Start with the fact that as far as we know, she is not actually even being investigated for anything, let alone facing a looming indictment. The simple facts, as we know them, just don't put her in line for an indictment. The first reason is the facts, which rest heavily on intent and reckless negligence. The second is tradition and DOJ regulations which make professional prosecutors very leery of issuing indictments that might be perceived or in fact influence an election. This was my thinking. But as the press coverage has become increasingly heated, I started trying to figure out if there was something I was missing - some fact I didn't know, some blindspot in my perception. So I've spoken to a number of law profs and former federal prosecutors - based on the facts we know now even from the most aggressive reporting. Not like, is this theoretically possible?
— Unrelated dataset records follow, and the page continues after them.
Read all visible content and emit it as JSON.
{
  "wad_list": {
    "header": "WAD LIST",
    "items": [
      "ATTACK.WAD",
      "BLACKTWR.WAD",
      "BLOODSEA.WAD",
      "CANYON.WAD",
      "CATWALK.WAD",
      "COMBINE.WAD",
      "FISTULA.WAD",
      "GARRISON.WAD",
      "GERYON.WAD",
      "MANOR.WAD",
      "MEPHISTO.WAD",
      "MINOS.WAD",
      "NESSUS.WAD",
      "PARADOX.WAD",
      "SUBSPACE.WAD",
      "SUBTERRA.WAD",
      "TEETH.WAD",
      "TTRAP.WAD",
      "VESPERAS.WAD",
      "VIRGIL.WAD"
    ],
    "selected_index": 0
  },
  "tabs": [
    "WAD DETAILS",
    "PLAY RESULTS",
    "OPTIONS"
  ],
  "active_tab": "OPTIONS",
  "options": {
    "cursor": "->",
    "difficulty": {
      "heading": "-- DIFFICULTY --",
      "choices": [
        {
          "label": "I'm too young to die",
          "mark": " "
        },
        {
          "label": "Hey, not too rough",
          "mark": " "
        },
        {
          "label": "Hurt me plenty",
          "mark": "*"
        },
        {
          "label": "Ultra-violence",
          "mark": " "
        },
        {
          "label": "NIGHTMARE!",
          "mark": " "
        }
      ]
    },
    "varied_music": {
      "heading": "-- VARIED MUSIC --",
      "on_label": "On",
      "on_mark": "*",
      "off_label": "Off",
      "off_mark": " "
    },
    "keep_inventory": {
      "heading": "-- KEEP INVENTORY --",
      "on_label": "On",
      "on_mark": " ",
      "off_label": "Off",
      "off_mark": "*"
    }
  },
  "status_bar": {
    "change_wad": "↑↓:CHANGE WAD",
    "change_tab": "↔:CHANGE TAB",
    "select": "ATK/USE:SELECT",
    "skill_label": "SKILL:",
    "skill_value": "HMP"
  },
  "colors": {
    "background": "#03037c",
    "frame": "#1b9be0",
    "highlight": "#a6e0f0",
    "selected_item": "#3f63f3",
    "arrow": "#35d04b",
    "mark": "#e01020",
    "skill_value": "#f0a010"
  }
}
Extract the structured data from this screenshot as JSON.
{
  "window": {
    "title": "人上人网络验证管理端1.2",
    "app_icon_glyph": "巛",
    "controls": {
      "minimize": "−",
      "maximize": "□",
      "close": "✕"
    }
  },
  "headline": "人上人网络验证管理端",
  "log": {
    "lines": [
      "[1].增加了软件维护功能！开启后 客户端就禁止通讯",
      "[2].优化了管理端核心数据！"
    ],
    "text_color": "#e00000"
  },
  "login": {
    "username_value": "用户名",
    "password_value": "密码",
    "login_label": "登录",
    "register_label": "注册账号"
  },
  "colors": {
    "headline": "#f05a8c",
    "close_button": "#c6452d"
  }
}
Not, what the penalties would be if it happened. But is an indictment at all likely or is this whole idea very far-fetched. To a person, very far-fetched.

So why the press coverage? I think it's a combination of reasons. The most irreducible and perhaps most significant is simply prestige reporter derp and general ignorance of the legal system. Second is journalists' perennial inability to resist a process story. And third, let's be honest, wingnut page views.